A sucralose, adoçante artificial amplamente utilizado por pessoas que desejam reduzir o consumo de açúcar ou controlar a glicemia, está sob novos questionamentos.
Um estudo recente, publicado na revista Cancer Discovery, lançou luz sobre possíveis efeitos adversos da substância em pacientes com câncer, especialmente aqueles em tratamento com imunoterapia.
A pesquisa, liderada por cientistas da Universidade de Pittsburgh, sugere que a sucralose pode afetar negativamente a eficácia do tratamento, alterando o funcionamento do sistema imunológico.
Sucralose
Apesar de seu uso frequente em alimentos industrializados e bebidas dietéticas, a sucralose começa a mostrar um outro lado.
Os pesquisadores observaram que pacientes com melanoma ou câncer de pulmão de não pequenas células que consumiam altos níveis do adoçante apresentavam menor resposta à imunoterapia e menor taxa de sobrevivência.
Isso se deve, segundo o estudo, a alterações no microbioma intestinal, ou seja, na composição das bactérias que habitam o intestino humano.
O papel da arginina e das células T
A descoberta está relacionada à forma como a sucralose interfere na presença da arginina, um aminoácido fundamental para o sistema imunológico.
O estudo revelou que o consumo do adoçante elevava o número de bactérias que degradam arginina, o que resultava na redução de sua concentração no organismo. Como consequência, as células T, principais agentes da imunidade que atacam células tumorais, tornaram-se menos eficazes.
Nos testes com camundongos, esse desequilíbrio levou a tumores maiores e à redução da eficácia de terapias imunológicas com bloqueadores de PD-1, que normalmente ativam as células T contra o câncer.
Adoçante alterando a flora intestinal
Um dos pontos centrais do estudo é a interferência da sucralose no microbioma intestinal. Essa modificação foi identificada como o fator que desencadeia a redução dos níveis de arginina, prejudicando diretamente a imunidade.
Em outras palavras, o adoçante não age apenas como uma substituição ao açúcar, mas como um modulador biológico com impacto sistêmico. Esse efeito pode ser ainda mais significativo em pacientes com câncer, cujo sistema imunológico já está comprometido ou em estado de alerta constante.

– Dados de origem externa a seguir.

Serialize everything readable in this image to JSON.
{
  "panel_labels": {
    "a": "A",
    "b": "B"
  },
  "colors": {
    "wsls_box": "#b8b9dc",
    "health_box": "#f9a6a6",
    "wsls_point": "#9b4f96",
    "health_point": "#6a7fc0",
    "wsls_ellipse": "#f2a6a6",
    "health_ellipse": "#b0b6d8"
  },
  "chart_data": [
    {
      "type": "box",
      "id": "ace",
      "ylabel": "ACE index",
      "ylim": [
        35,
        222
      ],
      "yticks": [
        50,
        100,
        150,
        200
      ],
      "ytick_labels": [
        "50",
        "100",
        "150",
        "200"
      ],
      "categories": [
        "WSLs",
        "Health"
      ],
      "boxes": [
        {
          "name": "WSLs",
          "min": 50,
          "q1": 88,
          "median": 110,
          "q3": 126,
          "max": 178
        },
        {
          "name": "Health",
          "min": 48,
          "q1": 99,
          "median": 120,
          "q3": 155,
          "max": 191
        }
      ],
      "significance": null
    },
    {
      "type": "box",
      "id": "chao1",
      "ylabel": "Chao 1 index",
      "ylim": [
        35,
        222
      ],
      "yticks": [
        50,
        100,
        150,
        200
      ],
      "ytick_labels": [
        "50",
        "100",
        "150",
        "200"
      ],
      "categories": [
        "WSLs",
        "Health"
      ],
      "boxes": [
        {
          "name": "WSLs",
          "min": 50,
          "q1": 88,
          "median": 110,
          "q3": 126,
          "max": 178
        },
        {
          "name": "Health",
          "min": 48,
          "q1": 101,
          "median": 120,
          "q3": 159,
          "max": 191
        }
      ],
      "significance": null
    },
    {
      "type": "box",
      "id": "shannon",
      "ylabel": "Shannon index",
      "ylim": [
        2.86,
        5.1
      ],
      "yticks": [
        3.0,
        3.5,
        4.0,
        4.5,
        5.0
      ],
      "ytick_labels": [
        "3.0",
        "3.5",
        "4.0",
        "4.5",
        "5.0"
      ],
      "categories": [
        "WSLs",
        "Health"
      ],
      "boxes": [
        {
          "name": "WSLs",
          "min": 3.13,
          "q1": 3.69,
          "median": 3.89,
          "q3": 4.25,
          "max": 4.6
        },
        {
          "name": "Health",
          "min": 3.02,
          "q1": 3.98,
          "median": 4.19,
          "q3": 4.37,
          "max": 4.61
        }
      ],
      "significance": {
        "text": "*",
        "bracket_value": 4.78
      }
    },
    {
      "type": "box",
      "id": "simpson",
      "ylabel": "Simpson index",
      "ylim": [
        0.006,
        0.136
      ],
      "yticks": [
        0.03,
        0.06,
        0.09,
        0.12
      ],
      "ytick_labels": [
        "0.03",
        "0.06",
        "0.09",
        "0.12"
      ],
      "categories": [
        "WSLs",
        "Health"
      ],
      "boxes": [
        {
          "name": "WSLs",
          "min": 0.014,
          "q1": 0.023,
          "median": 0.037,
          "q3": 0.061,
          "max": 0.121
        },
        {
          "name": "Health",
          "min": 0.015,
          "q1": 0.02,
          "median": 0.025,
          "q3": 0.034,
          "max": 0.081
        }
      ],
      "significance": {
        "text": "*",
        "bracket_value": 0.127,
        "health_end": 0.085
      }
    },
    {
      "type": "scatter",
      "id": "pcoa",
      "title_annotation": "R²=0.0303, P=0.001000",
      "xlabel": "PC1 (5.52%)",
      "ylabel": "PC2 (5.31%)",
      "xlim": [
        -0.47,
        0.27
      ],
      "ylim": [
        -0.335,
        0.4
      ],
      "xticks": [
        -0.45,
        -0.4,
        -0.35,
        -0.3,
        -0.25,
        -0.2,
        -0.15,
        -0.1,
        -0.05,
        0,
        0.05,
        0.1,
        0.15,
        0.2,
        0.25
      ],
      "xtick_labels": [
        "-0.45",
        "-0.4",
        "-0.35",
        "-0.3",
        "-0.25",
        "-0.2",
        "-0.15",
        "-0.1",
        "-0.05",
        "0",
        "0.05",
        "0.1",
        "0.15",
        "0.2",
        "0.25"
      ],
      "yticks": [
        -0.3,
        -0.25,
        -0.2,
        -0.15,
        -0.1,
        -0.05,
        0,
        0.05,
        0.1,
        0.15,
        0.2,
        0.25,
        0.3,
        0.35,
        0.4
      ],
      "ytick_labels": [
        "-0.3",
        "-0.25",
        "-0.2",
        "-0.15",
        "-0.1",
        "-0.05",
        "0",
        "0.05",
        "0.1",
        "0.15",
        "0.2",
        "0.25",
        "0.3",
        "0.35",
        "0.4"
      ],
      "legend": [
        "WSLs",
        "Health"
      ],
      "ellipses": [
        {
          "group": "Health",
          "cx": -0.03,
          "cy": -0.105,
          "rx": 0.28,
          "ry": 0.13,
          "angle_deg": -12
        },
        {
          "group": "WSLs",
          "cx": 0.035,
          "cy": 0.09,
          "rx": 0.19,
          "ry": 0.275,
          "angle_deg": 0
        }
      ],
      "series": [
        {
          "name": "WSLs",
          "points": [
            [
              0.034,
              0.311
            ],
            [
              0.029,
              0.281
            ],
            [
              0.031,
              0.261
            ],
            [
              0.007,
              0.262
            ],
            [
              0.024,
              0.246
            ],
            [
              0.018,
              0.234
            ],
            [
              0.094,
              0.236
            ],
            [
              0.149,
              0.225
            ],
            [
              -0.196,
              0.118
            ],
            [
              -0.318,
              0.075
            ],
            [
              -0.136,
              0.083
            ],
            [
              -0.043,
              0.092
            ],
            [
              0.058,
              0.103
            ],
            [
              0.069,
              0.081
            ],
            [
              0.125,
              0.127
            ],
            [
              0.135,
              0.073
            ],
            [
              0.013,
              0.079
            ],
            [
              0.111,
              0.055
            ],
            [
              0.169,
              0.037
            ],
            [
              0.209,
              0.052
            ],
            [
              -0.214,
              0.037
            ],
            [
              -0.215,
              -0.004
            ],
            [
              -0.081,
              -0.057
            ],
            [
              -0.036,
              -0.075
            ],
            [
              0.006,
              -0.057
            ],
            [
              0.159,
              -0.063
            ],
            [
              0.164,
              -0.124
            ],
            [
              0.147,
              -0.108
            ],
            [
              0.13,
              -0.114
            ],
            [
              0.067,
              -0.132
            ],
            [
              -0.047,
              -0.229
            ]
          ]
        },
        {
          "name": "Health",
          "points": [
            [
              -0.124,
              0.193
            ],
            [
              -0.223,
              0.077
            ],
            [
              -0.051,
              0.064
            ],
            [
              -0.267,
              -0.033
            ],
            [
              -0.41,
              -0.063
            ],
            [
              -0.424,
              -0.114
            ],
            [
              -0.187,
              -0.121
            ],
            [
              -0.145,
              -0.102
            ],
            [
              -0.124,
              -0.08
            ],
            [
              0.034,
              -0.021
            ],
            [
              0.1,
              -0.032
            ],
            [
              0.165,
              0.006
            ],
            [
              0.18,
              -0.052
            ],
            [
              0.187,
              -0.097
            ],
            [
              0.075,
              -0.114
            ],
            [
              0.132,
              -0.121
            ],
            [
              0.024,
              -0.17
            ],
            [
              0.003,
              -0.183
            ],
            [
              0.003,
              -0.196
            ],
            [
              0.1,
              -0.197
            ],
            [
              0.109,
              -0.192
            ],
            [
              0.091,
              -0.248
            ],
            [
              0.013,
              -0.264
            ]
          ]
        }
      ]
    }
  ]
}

Suplementação como possível solução
Nem tudo são más notícias. A equipe de cientistas conseguiu reverter os efeitos negativos da sucralose nos testes com animais ao suplementar a dieta dos camundongos com arginina ou citrulina, um composto que também eleva os níveis de arginina no sangue.
Isso restaurou a eficácia da imunoterapia, abrindo caminho para uma abordagem terapêutica potencialmente simples, acessível e eficaz.
Segundo os pesquisadores, essa pode ser uma alternativa realista, já que pedir que pacientes com câncer abandonem completamente os adoçantes pode ser difícil, considerando o estresse emocional e físico já enfrentado durante o tratamento.
Estudos com pacientes humanos
A pesquisa também analisou dados de 13 pacientes com melanoma avançado ou câncer de pulmão, submetidos à imunoterapia com ou sem quimioterapia. Os participantes responderam questionários sobre seus hábitos alimentares, com foco no consumo de sucralose presente em bebidas e outros produtos.
Os resultados foram consistentes com os testes em animais: os pacientes que consumiam o adoçante em maior quantidade apresentaram piores respostas à imunoterapia.
Ainda que se trate de uma amostra reduzida, os dados são suficientes para justificar novas investigações e reforçar os cuidados com o uso excessivo de adoçantes artificiais durante o tratamento oncológico.
Futuros
Diante dos achados, os pesquisadores pretendem iniciar um ensaio clínico para avaliar o impacto da suplementação de citrulina sobre o microbioma e a resposta imunológica em pacientes com câncer.
O objetivo é desenvolver estratégias nutricionais personalizadas que possam mitigar os efeitos negativos da sucralose sem exigir mudanças radicais na alimentação dos pacientes.
Além disso, o estudo fortalece a importância da integração entre nutrição e oncologia. Ao compreender como componentes alimentares influenciam diretamente no sucesso de tratamentos complexos, os médicos poderão oferecer abordagens mais eficazes e humanizadas.